De acuerdo con una señal preestablecida, todos los chicos se pusieron a producir un sonoro zumbido. No se movían los labios de nadie; los ojos se iban de acá para allá inocentemente; pero el ambiente estaba cargado de una melosa insolencia en suspensión. Lo único que podía hacer Caldwell era seguir nadando:
– Los brontosaurios tenían un cuerpo que pesaba treinta toneladas y un cerebro de sólo cincuenta gramos. Los anatosaurios tenían dos mil dientes. Los tricerátopos tenían un casco de huesos arrugados que medía más de dos metros de largo. El tiranosaurio rex tenía unos brazos diminutos y unos dientes que parecían navajas de doce centímetros, y fue elegido presidente. Comía de todo: carne de animales muertos y de animales vivos, esqueletos…
Sonó la primera campanada. Los monitores salieron de clase a toda velocidad; uno de ellos pisó la anémona del pasillo y la flor soltó un estridente quejido. Dos chicos chocaron en la puerta y se apuñalaron con sus lápices. Crujían sus dientes; les salían mucosidades por los orificios nasales. Zimmerman había conseguido de algún modo sacarle la blusa y el sujetador a Iris Osgood y los pechos de la chica aparecían sobre la superficie de su pupitre como dos tranquilas lunas comestibles.
– Quedan dos minutos -gritó Caldwell. El tono de su voz había subido, como si alguien hubiese girado una clavija en su cabeza-. Que todo el mundo se quede en su sitio. En la próxima clase hablaremos de los mamíferos extinguidos y de las glaciaciones. Abreviando una historia que ha sido larguísima, podríamos decir que hace una hora, y tras la aparición de las plantas con flor y de las diversas hierbas, surgieron nuestros fieles amigos los mamíferos, que se hicieron dueños de la Tierra; y hace un minuto, hace un minuto….
Deifendorf había sacado a Becky Davis al pasillo y la chica se retorcía y se reía entre los lampiños brazos del muchacho.
– … hace un minuto -dijo Caldwell por tercera vez, pero alguien le arrojó a la cara un puñado de perdigones. Caldwell hizo una mueca de dolor y levantó el brazo derecho para protegerse y dio gracias a Dios de no haber sido alcanzado de lleno en un ojo. Son para toda la vida.

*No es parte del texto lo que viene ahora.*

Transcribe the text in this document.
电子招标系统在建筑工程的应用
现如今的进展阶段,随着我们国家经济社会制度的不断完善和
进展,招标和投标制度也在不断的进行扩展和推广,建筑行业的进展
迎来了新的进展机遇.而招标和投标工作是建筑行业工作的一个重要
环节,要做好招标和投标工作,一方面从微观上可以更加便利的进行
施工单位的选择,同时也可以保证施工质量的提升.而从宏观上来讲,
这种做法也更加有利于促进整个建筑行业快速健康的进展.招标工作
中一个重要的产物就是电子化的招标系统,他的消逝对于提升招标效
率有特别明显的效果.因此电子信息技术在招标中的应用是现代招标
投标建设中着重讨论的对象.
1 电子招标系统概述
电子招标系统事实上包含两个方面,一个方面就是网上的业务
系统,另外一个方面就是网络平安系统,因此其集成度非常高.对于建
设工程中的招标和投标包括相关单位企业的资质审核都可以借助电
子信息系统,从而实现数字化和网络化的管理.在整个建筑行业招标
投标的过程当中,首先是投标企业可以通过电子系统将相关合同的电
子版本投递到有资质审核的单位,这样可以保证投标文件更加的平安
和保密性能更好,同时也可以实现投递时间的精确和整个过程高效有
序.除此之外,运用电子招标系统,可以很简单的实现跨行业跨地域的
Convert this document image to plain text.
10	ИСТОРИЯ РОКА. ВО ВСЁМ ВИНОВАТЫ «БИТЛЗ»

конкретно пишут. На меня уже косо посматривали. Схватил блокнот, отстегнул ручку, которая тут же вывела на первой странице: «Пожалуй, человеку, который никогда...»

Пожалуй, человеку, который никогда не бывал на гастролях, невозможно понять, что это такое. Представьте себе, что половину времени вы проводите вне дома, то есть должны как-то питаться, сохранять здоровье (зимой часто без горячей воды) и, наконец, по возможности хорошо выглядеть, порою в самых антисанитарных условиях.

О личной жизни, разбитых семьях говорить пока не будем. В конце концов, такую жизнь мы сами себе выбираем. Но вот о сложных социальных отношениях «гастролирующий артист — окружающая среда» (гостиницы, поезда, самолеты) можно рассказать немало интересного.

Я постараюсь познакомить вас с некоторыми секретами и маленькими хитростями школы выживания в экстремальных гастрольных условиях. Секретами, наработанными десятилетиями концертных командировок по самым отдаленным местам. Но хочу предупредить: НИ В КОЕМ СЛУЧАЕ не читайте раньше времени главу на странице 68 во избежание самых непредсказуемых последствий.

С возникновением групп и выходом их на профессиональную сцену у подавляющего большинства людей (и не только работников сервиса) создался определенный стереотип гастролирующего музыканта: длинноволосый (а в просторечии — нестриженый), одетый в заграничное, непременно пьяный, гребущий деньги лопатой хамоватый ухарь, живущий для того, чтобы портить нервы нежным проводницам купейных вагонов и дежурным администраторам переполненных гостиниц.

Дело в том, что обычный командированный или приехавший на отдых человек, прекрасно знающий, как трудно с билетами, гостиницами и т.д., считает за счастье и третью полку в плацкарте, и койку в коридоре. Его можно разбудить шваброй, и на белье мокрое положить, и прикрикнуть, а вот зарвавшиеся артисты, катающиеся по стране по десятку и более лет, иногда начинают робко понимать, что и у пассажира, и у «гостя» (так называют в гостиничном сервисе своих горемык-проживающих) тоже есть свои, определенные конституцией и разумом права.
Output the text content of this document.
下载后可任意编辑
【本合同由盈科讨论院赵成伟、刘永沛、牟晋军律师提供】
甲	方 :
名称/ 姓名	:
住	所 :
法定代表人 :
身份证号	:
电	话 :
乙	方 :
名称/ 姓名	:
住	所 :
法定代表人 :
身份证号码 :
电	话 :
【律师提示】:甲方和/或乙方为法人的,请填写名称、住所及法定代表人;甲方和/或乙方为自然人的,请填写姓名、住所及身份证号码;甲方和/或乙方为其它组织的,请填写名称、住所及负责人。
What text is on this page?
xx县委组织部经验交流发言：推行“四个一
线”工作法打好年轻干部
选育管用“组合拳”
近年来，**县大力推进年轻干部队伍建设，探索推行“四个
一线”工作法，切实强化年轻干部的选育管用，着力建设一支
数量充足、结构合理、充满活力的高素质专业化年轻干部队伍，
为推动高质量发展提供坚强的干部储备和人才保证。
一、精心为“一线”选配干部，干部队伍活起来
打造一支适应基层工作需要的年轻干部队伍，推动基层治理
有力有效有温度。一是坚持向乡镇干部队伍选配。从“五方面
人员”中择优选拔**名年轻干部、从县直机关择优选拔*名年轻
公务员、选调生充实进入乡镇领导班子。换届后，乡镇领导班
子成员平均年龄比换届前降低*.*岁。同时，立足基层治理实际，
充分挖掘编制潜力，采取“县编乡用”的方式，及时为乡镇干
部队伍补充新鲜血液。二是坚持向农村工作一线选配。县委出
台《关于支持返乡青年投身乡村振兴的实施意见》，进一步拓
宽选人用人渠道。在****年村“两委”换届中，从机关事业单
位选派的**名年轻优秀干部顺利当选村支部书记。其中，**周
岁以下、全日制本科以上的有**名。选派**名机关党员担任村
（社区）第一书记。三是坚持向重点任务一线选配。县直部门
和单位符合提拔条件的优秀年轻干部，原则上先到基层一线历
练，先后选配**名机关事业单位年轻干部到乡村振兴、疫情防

El estómago se le encogió en solidaridad con su pierna-… una pequeña fiera que vivía en un arbusto adquirió una visión capaz de captar el volumen por medio de sus dos ojos, y unas manos de pulgar opuesto a los otros cuatro dedos y capaces de asir, y una corteza cerebral especialmente desarrollada en respuesta a las condiciones especiales de la vida en los árboles, una pequeña fiera que vivía en los árboles y que actualmente todavía puede encontrarse en Java, evolucionó…
La falda de la chica estaba enrollada en torno a su cintura. Ella estaba inclinada boca abajo sobre el pupitre y los pies de Deifendorf se agitaban en el estrecho pasillo. Mientras la cubría, en el rostro de Deifendorf apareció una mueca adormilada y ansiosa. El aula entera olía a establo. Caldwell estaba a punto de salirse de sus casillas. Tomó el brillante astil de su mesa, avanzó a través de la enloquecedora confusión de libros cerrados de golpe, y azotó, una vez, dos veces, azotó la desnuda espalda de aquella bestia. Me rompió la rejilla del radiador. Dos tiras blancas brillaron en la carne de los hombros de Deifendorf. Caldwell vio horrorizado que estas dos tiras se iban poniendo lentamente rojas. Le quedarían verdugones. La pareja cayó y se separó como un capullo roto. Deifendorf levantó sus pequeños ojos pardos arrasados de lágrimas; la chica, en un ademán lleno de compostura, se arregló el pelo. La mano de Zimmerman garabateaba furiosamente en un rincón del campo de visión de Caldwell.